In 1952 The Flxible Company received several large orders for their intercity buses and in order to meet the demand they temporarily discontinued the manufacture of ambulances and hearses. Gordon Sorensen had by then proved to be a successful salesman having sold 32 new Flxible vehicles in 5 years so he wasn't about to give it up. He approached Superior Coach Corporation in Lima, Ohio and was granted a distributorship for a vast territory; from Vancouver Island, British Columbia in the west to Port Arthur, Ontario in the east.
In 1956 Gordon decided to go into sales full-time, sold his bus line business and together with his brother Stan formed Sorensen Distributors. They quickly built up a reputation for honesty and good service. By 1960 they had sold 71 new Cadillac and 71 new Pontiac coaches plus more than 300 used coaches. Many of the vehicles were sold on a lease basis making Sorensens the largest in Canada and second largest in North America to lease this class of vehicles.

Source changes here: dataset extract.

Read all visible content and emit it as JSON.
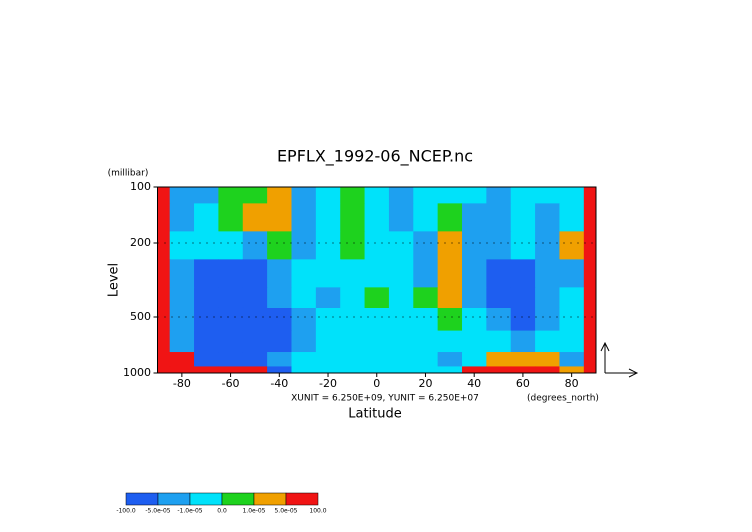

In 1969 Gordon and Stan Sorensen sold their business to Barry Skinner. Skinner added Pierreville fire trucks to Sorensen's product line. A few years later Sorensen Distributors began manufacturing their own fire trucks in Red Deer and split off the fire division under the Superior Emergency Equipment banner.

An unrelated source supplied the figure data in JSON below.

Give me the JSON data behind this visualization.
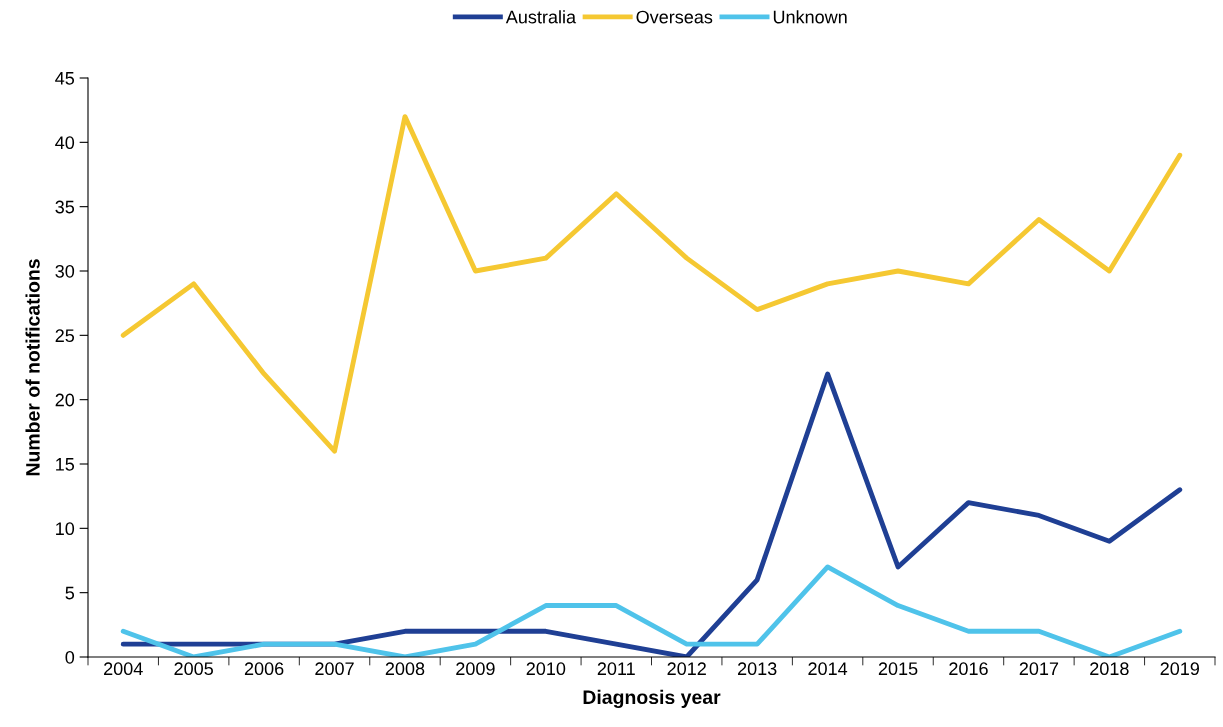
{
  "chart_data": {
    "type": "line",
    "xlabel": "Diagnosis year",
    "ylabel": "Number of notifications",
    "categories": [
      "2004",
      "2005",
      "2006",
      "2007",
      "2008",
      "2009",
      "2010",
      "2011",
      "2012",
      "2013",
      "2014",
      "2015",
      "2016",
      "2017",
      "2018",
      "2019"
    ],
    "series": [
      {
        "name": "Australia",
        "color": "#1f3f94",
        "values": [
          1,
          1,
          1,
          1,
          2,
          2,
          2,
          1,
          0,
          6,
          22,
          7,
          12,
          11,
          9,
          13
        ]
      },
      {
        "name": "Overseas",
        "color": "#f5c832",
        "values": [
          25,
          29,
          22,
          16,
          42,
          30,
          31,
          36,
          31,
          27,
          29,
          30,
          29,
          34,
          30,
          39
        ]
      },
      {
        "name": "Unknown",
        "color": "#4fc3ea",
        "values": [
          2,
          0,
          1,
          1,
          0,
          1,
          4,
          4,
          1,
          1,
          7,
          4,
          2,
          2,
          0,
          2
        ]
      }
    ],
    "ylim": [
      0,
      45
    ],
    "yticks": [
      0,
      5,
      10,
      15,
      20,
      25,
      30,
      35,
      40,
      45
    ],
    "grid": false,
    "legend": "top",
    "marker": "none",
    "line_style": "solid"
  }
}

Meanwhile, changes were on the horizon for the Sorensen Distributors company. The Cadillac and Pontiac ambulances they had been selling suddenly fell out of favor; replaced with van type ambulances which cost less and had more equipment storage space. For a while Sorensen Distributors sold van type ambulances but Barry Skinner's focus was on the lucrative fire truck market and Sorensens quickly lost their ambulance market share to two new firms: Ambucraft in Innisfail, Alberta and Crestline Coach in Saskatoon. Sorensens also lost the entire British Columbia ambulance market in 1974 when the government in that province took over all ambulance services and began building their own van type ambulances.
Sorensen Distributors, the once strong and dominant supplier of ambulances in western Canada by 1980 was no longer in that business.